Advancements in Large Language Models (LLMs) have significantly improved the field of information extraction (IE), a task in Natural Language Processing (NLP) that involves identifying and extracting specific information from text. LLMs demonstrate impressive results in IE, particularly when combined with instruction tuning, training the models to annotate text according to predefined standards, enhancing their capability to generalize to new datasets.
Despite these developments, LLMs encounter challenges when dealing with low-resource languages, lacking both the unlabeled text needed for pre-training and the labeled data for fine-tuning models. This paucity of data makes it tough for LLMs to achieve good performance with these languages.
Addressing these issues, researchers from the Georgia Institute of Technology have proposed the TransFusion framework. In TransFusion, models are adjusted to operate with data translated from low-resource languages into English. This way, the original low-resource language text and its English translation offer data that helps models to generate more precise predictions.
TransFusion aims to boost IE in low-resource languages by employing external Machine Translation (MT) systems. The framework primarily involves three steps: Conversion of low-resource language data into English (to enable a high-resource model to annotate it), fusion of the original low-resource language text with the annotated English translations in a specially trained model, and construction of a TransFusion Reasoning Chain that integrates annotation and fusion into one autoregressive decoding sequence.
In addition to TransFusion, the research team designed GoLLIE-TF, an instruction-tuned LLM that is cross-lingual and specifically crafted for Internet Explorer tasks. This model is intended to narrow the performance gap between high- and low-resource languages.

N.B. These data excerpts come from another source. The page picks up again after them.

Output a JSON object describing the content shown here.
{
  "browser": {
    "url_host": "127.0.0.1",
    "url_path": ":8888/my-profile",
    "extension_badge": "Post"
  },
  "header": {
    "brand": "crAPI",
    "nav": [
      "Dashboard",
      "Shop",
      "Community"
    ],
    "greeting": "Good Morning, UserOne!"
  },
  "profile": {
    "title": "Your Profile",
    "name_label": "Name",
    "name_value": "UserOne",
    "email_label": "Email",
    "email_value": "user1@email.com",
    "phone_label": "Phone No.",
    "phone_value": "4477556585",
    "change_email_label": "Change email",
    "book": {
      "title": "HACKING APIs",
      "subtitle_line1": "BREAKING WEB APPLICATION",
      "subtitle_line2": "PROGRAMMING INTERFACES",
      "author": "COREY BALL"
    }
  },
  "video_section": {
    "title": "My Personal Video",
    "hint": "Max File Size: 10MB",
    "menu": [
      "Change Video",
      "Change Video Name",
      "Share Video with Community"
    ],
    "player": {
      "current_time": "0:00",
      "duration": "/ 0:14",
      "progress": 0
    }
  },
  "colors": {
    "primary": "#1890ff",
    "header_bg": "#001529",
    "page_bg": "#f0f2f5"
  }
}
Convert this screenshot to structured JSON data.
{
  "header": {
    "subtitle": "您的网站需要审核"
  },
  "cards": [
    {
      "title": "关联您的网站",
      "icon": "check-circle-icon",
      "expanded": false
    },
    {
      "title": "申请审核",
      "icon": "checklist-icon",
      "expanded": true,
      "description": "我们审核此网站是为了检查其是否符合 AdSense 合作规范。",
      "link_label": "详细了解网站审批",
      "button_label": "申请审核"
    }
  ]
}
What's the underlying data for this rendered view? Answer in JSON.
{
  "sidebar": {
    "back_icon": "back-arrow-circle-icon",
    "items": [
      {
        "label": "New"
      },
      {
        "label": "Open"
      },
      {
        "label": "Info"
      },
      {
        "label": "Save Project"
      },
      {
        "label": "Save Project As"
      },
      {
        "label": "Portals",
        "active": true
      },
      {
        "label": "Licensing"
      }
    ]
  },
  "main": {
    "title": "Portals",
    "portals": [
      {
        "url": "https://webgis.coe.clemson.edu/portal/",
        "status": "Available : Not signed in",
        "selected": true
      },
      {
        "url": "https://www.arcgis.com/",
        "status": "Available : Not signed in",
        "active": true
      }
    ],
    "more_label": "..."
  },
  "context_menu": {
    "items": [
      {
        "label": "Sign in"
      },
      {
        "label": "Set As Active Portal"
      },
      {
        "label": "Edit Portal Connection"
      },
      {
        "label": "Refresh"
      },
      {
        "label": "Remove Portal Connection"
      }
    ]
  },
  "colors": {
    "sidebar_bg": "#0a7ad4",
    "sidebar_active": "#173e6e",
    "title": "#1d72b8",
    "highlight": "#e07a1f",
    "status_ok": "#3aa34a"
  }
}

The collective end-goal of TransFusion and GoLLIE-TF is to increase the efficiency of LLMs in processing low-resource languages.
On testing GoLLIE-TF on twelve multilingual IE datasets (comprising fifty languages), the model performed admirably, demonstrating better zero-shot cross-lingual transfer compared to the base model; it effectively applies its learned skills to new languages without additional training.
Furthermore, the use of TransFusion with private models such as GPT-4 significantly upgraded the performance of low-resource language named entity recognition (NER). Prompting resulted in a performance jump by 5 F1 points for GPT-4, and the fine-tuning of different language model types using the TransFusion framework led to more improvement — 14 F1 points for decoder-only architectures and 13 F1 points for encoder-only structures.
In conclusion, the combination of TransFusion and GoLLIE-TF offers a robust solution for augmenting IE tasks in low-resource languages. By using English translations and modelling fine-tuning to merge annotations, the performance gap between high and low-resource languages is minimized, demonstrating substantial improvements across multiple models and datasets.